El párkinson suele presentarse después de los 50 años, pero existen casos en los que “vemos pacientes menores de 40 años, conocido como párkinson juvenil, que se manifiesta incluso antes de la segunda década de vida”, señaló la doctora Mayela Rodríguez, responsable del laboratorio clínico de enfermedades neurodegenerativas del Instituto Nacional del Neurología (INN).

Esa enfermedad es la segunda neurodegenerativa más frecuente en el mundo.
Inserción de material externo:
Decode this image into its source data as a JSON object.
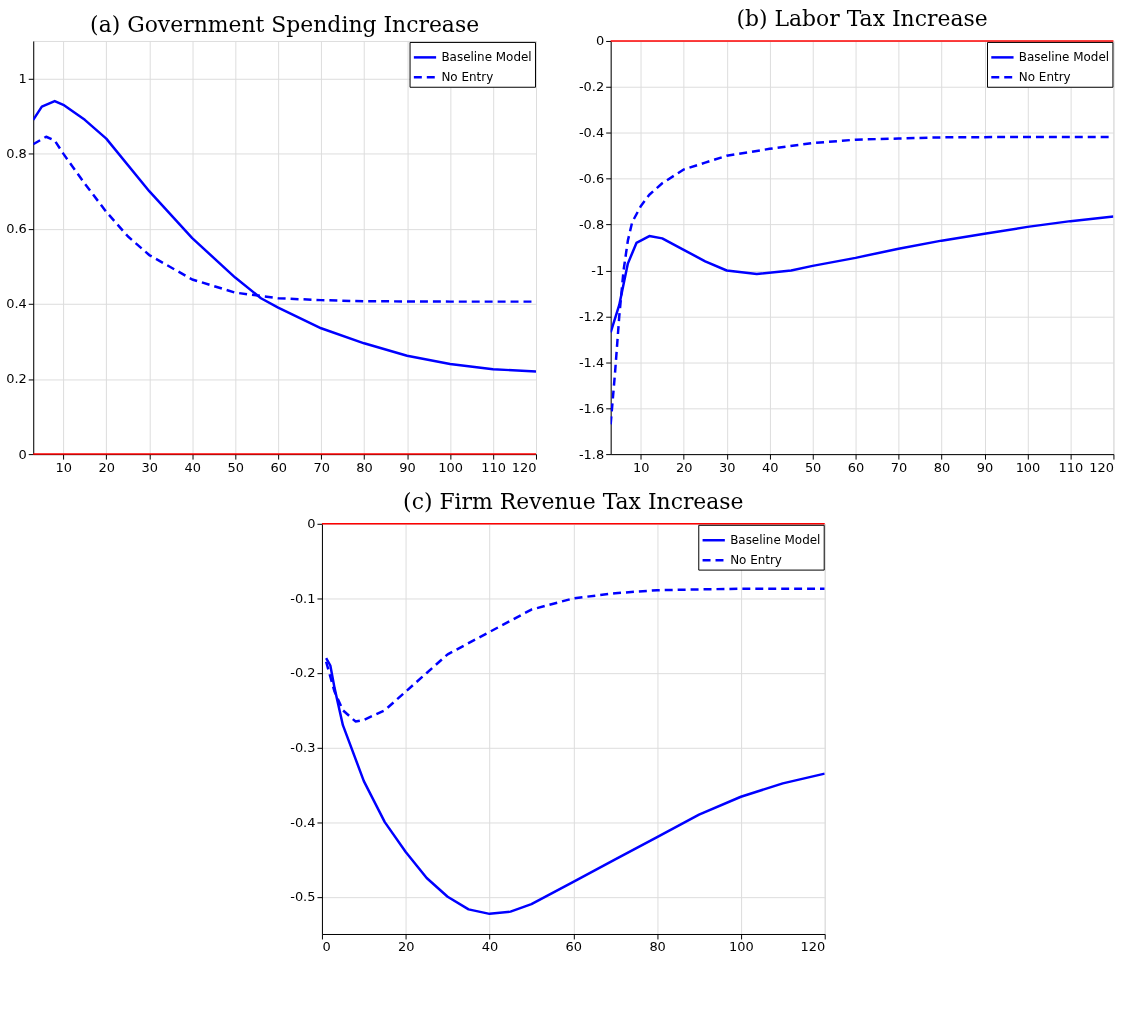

Especialistas alertan que para 2030 se puede duplicar el número de pacientes y se calcula que en México viven con párkinson al menos 200 mil personas.
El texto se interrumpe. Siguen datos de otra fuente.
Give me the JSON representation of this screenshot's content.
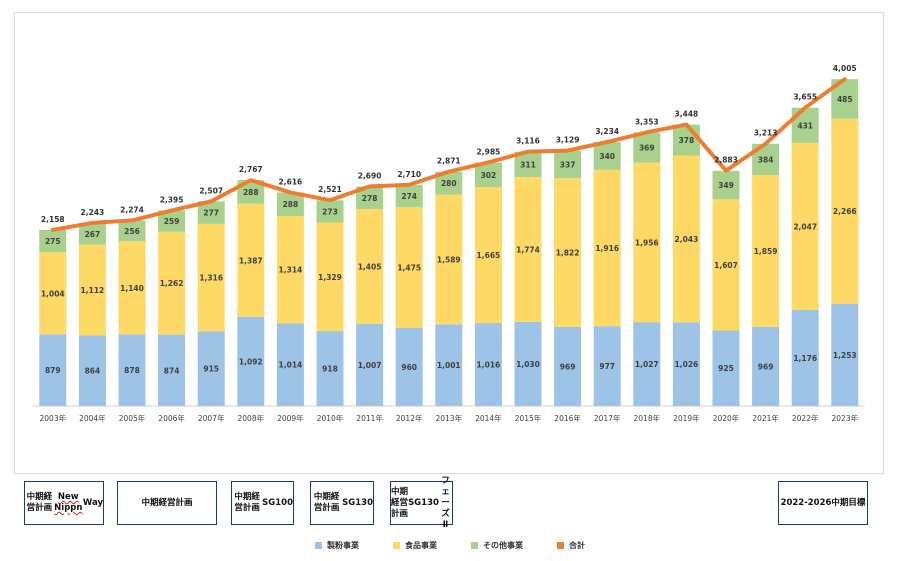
{
  "chart_data": {
    "type": "bar",
    "stacked": true,
    "categories": [
      "2003年",
      "2004年",
      "2005年",
      "2006年",
      "2007年",
      "2008年",
      "2009年",
      "2010年",
      "2011年",
      "2012年",
      "2013年",
      "2014年",
      "2015年",
      "2016年",
      "2017年",
      "2018年",
      "2019年",
      "2020年",
      "2021年",
      "2022年",
      "2023年"
    ],
    "series": [
      {
        "name": "製粉事業",
        "color": "#9dc3e6",
        "values": [
          879,
          864,
          878,
          874,
          915,
          1092,
          1014,
          918,
          1007,
          960,
          1001,
          1016,
          1030,
          969,
          977,
          1027,
          1026,
          925,
          969,
          1176,
          1253
        ]
      },
      {
        "name": "食品事業",
        "color": "#ffd966",
        "values": [
          1004,
          1112,
          1140,
          1262,
          1316,
          1387,
          1314,
          1329,
          1405,
          1475,
          1589,
          1665,
          1774,
          1822,
          1916,
          1956,
          2043,
          1607,
          1859,
          2047,
          2266
        ]
      },
      {
        "name": "その他事業",
        "color": "#a9d18e",
        "values": [
          275,
          267,
          256,
          259,
          277,
          288,
          288,
          273,
          278,
          274,
          280,
          302,
          311,
          337,
          340,
          369,
          378,
          349,
          384,
          431,
          485
        ]
      }
    ],
    "total_line": {
      "name": "合計",
      "color": "#ed7d31",
      "values": [
        2158,
        2243,
        2274,
        2395,
        2507,
        2767,
        2616,
        2521,
        2690,
        2710,
        2871,
        2985,
        3116,
        3129,
        3234,
        3353,
        3448,
        2883,
        3213,
        3655,
        4005
      ]
    },
    "ylim": [
      0,
      4300
    ],
    "grid": false,
    "legend_position": "bottom"
  },
  "plans": [
    {
      "lines": [
        "中期経営計画",
        "New Nippn",
        "Way"
      ],
      "underline_line": 1
    },
    {
      "lines": [
        "中期経営計画"
      ]
    },
    {
      "lines": [
        "中期経営計画",
        "SG100"
      ]
    },
    {
      "lines": [
        "中期経営計画",
        "SG130"
      ]
    },
    {
      "lines": [
        "中期経営計画",
        "SG130",
        "フェーズⅡ"
      ]
    },
    {
      "lines": [
        "2022-2026",
        "中期目標"
      ]
    }
  ]
}
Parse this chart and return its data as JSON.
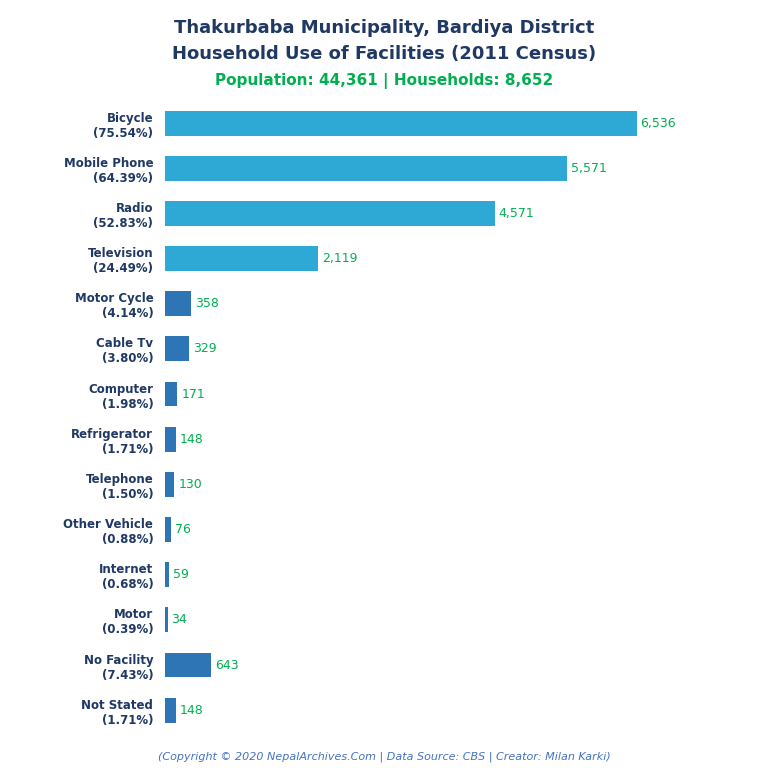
{
  "title_line1": "Thakurbaba Municipality, Bardiya District",
  "title_line2": "Household Use of Facilities (2011 Census)",
  "subtitle": "Population: 44,361 | Households: 8,652",
  "footer": "(Copyright © 2020 NepalArchives.Com | Data Source: CBS | Creator: Milan Karki)",
  "categories": [
    "Bicycle\n(75.54%)",
    "Mobile Phone\n(64.39%)",
    "Radio\n(52.83%)",
    "Television\n(24.49%)",
    "Motor Cycle\n(4.14%)",
    "Cable Tv\n(3.80%)",
    "Computer\n(1.98%)",
    "Refrigerator\n(1.71%)",
    "Telephone\n(1.50%)",
    "Other Vehicle\n(0.88%)",
    "Internet\n(0.68%)",
    "Motor\n(0.39%)",
    "No Facility\n(7.43%)",
    "Not Stated\n(1.71%)"
  ],
  "values": [
    6536,
    5571,
    4571,
    2119,
    358,
    329,
    171,
    148,
    130,
    76,
    59,
    34,
    643,
    148
  ],
  "value_labels": [
    "6,536",
    "5,571",
    "4,571",
    "2,119",
    "358",
    "329",
    "171",
    "148",
    "130",
    "76",
    "59",
    "34",
    "643",
    "148"
  ],
  "bar_color_small": "#2e75b6",
  "bar_color_large": "#2ea8d4",
  "title_color": "#1f3864",
  "subtitle_color": "#00b050",
  "value_label_color": "#00b050",
  "footer_color": "#4472c4",
  "ylabel_color": "#1f3864",
  "background_color": "#ffffff",
  "figsize": [
    7.68,
    7.68
  ],
  "dpi": 100
}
El párkinson impacta la calidad de vida de quienes lo padecen cuando no se detecta y trata oportunamente, más aún en personas que se encuentran en etapas productivas, toda vez que algunos casos la evolución de la enfermedad no les permite continuar con actividades cotidianas como vestirse.

Hay dos tipos de síntomas, motores o no motores, y generalmente comienza con los segundos en etapa prodrómica; es decir, cuando aún no se ha realizado diagnóstico.

En este sentido, agregó la experta, debemos estar alerta ante la presencia de los síntomas no motores, como alteraciones de sueño, problemas de olfato o estreñimiento.

Posteriormente, en la etapa clínicamente establecida, se presentan síntomas motores como temblor, rigidez, lentitud, inestabilidad, hablar en voz baja, problemas para caminar y cambios en la escritura.

Rodríguez refirió que para el desarrollo del párkinson “existen factores genéticos así como ambientales que aún no están bien identificados”, y expuso que “los síntomas aparecen cuando se produce una disminución en la secreción de dopamina y otros neurotransmisores relacionados”.

Rodrigo Lloréns, médico de Enlace Científico en UCB México, añadió que para 2030 los pacientes se pueden duplicar, ante lo cual “debemos trabajar en conjunto familia, sociedad y la comunidad médica para lograr el mayor bienestar de los pacientes, pues esta enfermedad afecta a hombres y mujeres casi en igual medida, con una ligera prevalencia en pacientes varones”.